Возникнут голоса отовсюду, это заговорит кровь живых. Ты будешь пьянеть, и входить во вкус увлекающей охоты. Живые люди, теплая кровь, мечты, легкое состояние пьянящей эйфории. Голод пройден и оставлен во вчерашнем дне, а прошлое забыто, этого никогда не было. Есть сейчас и это до одури прекрасно. Теряется нить, источается время, ты оказываешься там, где не хотел быть.
Голод на сотни лет вперед. Охота, это поиск слабого звука зазевавшейся помойной крысы. Чья кровь горькая отупляет и не пьянит рассудка. Видишь себя в лужах, проваливаясь в чуждое отражение плывущих туч. Дождь размягчает плоть, делая из тела доступный кусок отсыревшего хлеба с ожиданием вечно голодных воробьёв. Времени нет.
Что же было когда-то? Забыто, не вспомнить. Но что-то же было, несмотря на стертые имена и лица. Мусорщик молчалив, монолог не его амплуа. Беспамятство, индульгенция сегодняшнего оправданного бытия. Были люди привычные, едва знакомые, которые любили, жили и строили. Храмы наших мечтаний, держащие шпилями, куполами небо, чтоб не рухнуло. Могучие атланты из веры и камня хранящие греховность заблуждений дня и скрытность таинств ночи.
Любовь веселила, счастье дарила, человек обретал надежду, и смело смотрел вдаль своих дней. Он верил, не умножая скорби. Дни убывали, тени росли, крепли ветры, в которых холод и лед. Зима, эпоха ценою в тысячу лет дымной чумы. Прожорливого существа любящего сумрак и сырость тумана. Память вязла в этом болоте, человек забывал имя свое, терял лицо и после, отчаявшись, предлагал душу.

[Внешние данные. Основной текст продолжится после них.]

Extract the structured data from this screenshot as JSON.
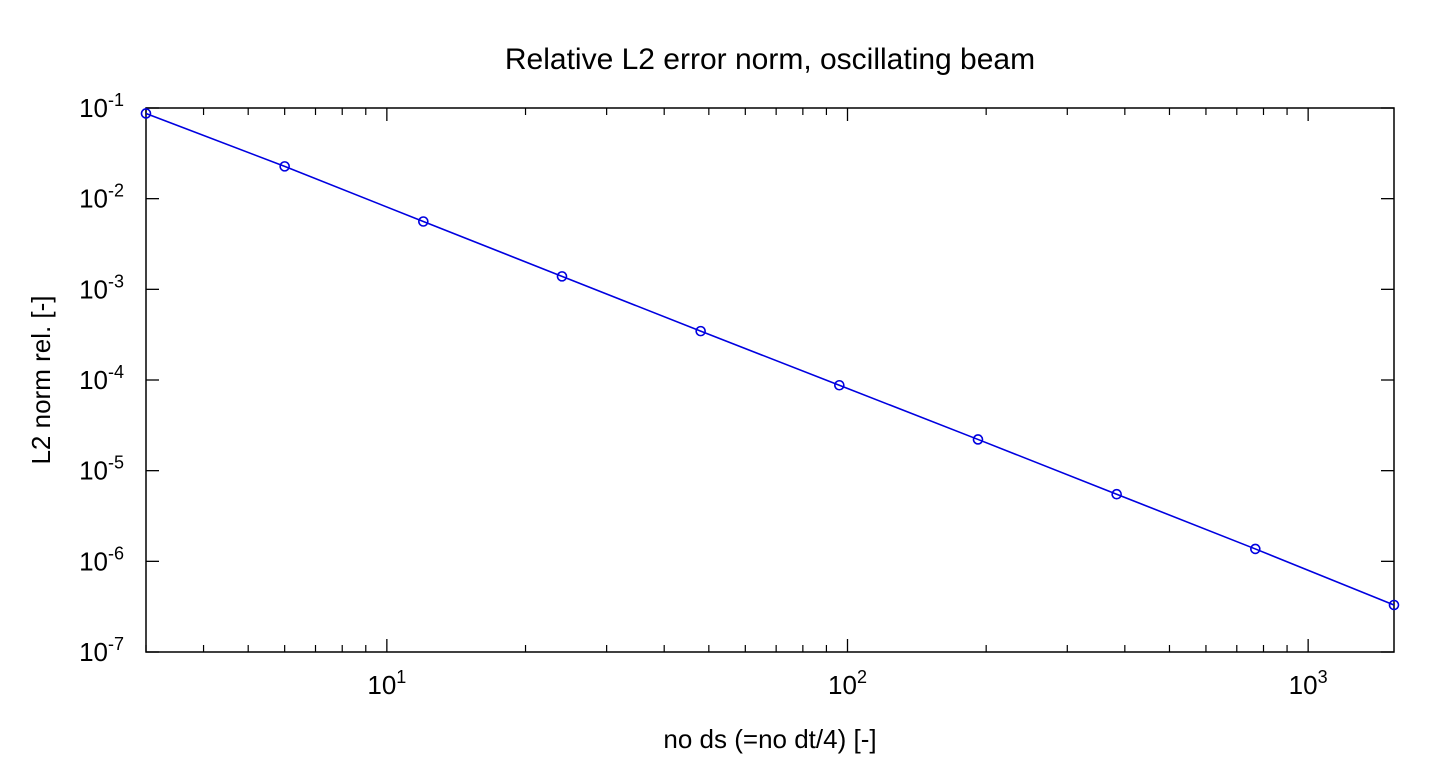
{
  "chart_data": {
    "type": "line",
    "title": "Relative L2 error norm, oscillating beam",
    "xlabel": "no ds (=no dt/4) [-]",
    "ylabel": "L2 norm rel. [-]",
    "xscale": "log",
    "yscale": "log",
    "xlim": [
      3,
      1536
    ],
    "ylim": [
      1e-07,
      0.1
    ],
    "grid": false,
    "x_ticks": [
      {
        "base": "10",
        "exp": "1",
        "value": 10
      },
      {
        "base": "10",
        "exp": "2",
        "value": 100
      },
      {
        "base": "10",
        "exp": "3",
        "value": 1000
      }
    ],
    "y_ticks": [
      {
        "base": "10",
        "exp": "-1",
        "value": 0.1
      },
      {
        "base": "10",
        "exp": "-2",
        "value": 0.01
      },
      {
        "base": "10",
        "exp": "-3",
        "value": 0.001
      },
      {
        "base": "10",
        "exp": "-4",
        "value": 0.0001
      },
      {
        "base": "10",
        "exp": "-5",
        "value": 1e-05
      },
      {
        "base": "10",
        "exp": "-6",
        "value": 1e-06
      },
      {
        "base": "10",
        "exp": "-7",
        "value": 1e-07
      }
    ],
    "series": [
      {
        "color": "#0000e0",
        "marker": "circle",
        "x": [
          3,
          6,
          12,
          24,
          48,
          96,
          192,
          384,
          768,
          1536
        ],
        "y": [
          0.087,
          0.0227,
          0.0056,
          0.00139,
          0.000346,
          8.75e-05,
          2.21e-05,
          5.5e-06,
          1.37e-06,
          3.3e-07
        ]
      }
    ]
  }
}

Путь в небо пролегает через бездну. Глупые глашатаи разнесли очередную идею по миру, словно чуму. Проклятое золото, это солнце их пасмурного дня. Мир подыхает, его конец ощутимо близок, их вера проста в исполнении, рубить головы. Много вина, много опия, черти ошалеют от прихода божественных откровений. Выползут из нор своих, оденутся в пурпур и золото. Много народа задёшево купят и поведут за собой на погибель. Пьяные мы не вдумчивые.

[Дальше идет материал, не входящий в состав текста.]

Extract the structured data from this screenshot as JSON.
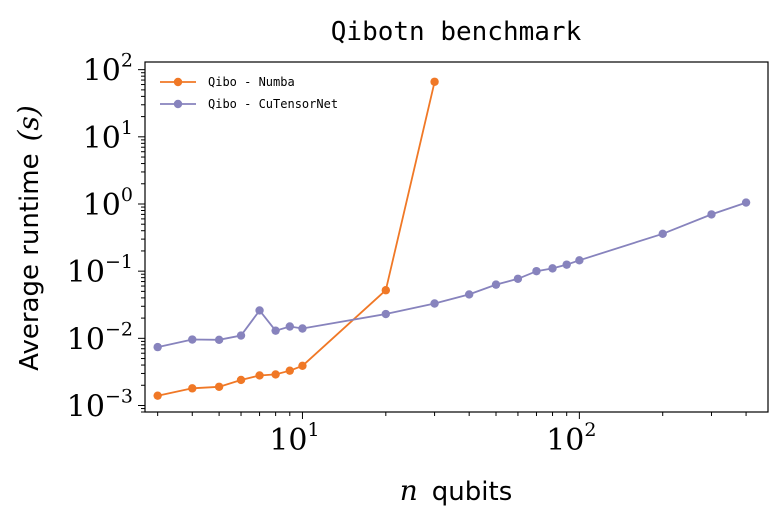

Век не пропьешь и в водке не утопишь. Наступит трезвость, и возрождать придется загубленный мир. Сумасбродство, кровь, глупость, все конечно во времени, дальше за тучами, можно разглядеть солнце.

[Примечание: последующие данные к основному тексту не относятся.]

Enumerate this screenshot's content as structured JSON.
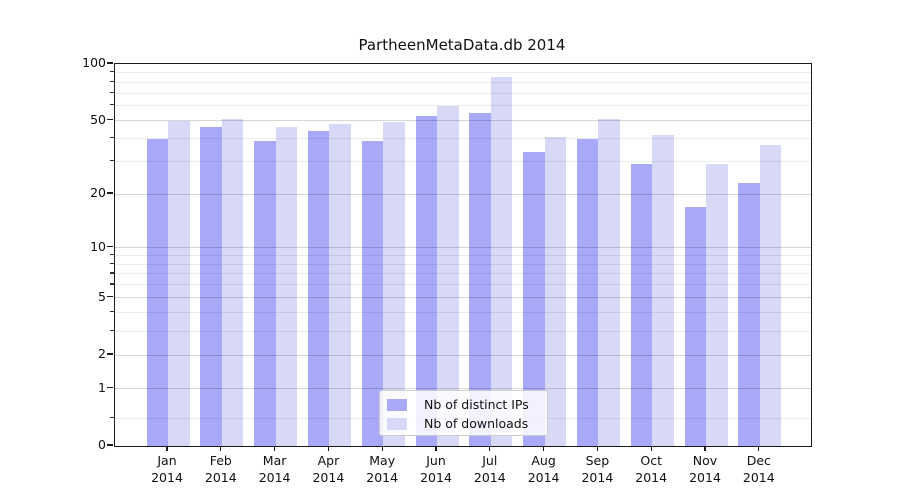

Люди устанут быть дураками и под чужую дудку плясать. Неизвестный подарит красоту, в которой есть зерно возрожденья, мыслей вольных, искусство любить. Время наполнится поэзией, философской беседою, ненавязчивой легкостью прожитого дня.
Новые герои легкие на подъем, еще не пролившие тех рек крови, их враги еще не стали злодеями. Мир укутан в фабулу невинного авантюрного романа наполненного плащами, шпагами. Там женщины не меркантильны, они героини влюбленные в жизнь, там вечная молодость, пока не пожелтеют страницы и не выцветут буквы. Старость в мире том предана забвению.
А мусорщик, не обитал на свалке, да и мусорщиком он вовсе не был. Величайший романтик, чудовище достойное сострадания. Ценитель поневоле крови, привлекательных, желанных, невинных, белокурых пастушек, обитавших на склонах альпийских лугов и фривольных трудов.
Очередное чудо на цыпочках приблизилось, никто не разгадал его и не обрадовался, рассмеявшись детским смехом. Вокруг великая тьма первозданная, от сих до сих необъятная, местами страшная, порою загадочная. Моя одинокая фигурка замерла в индейской пироге, вселенная тиха, мерцают звезды, берега нет. Я погружаюсь в эту тишину, придумывая плеск сонной воды, закрываю глаза, чтоб открыть их вновь. Вхожу в дверь, теряя краски. Тусклый свет лампы, черно-белое пространство.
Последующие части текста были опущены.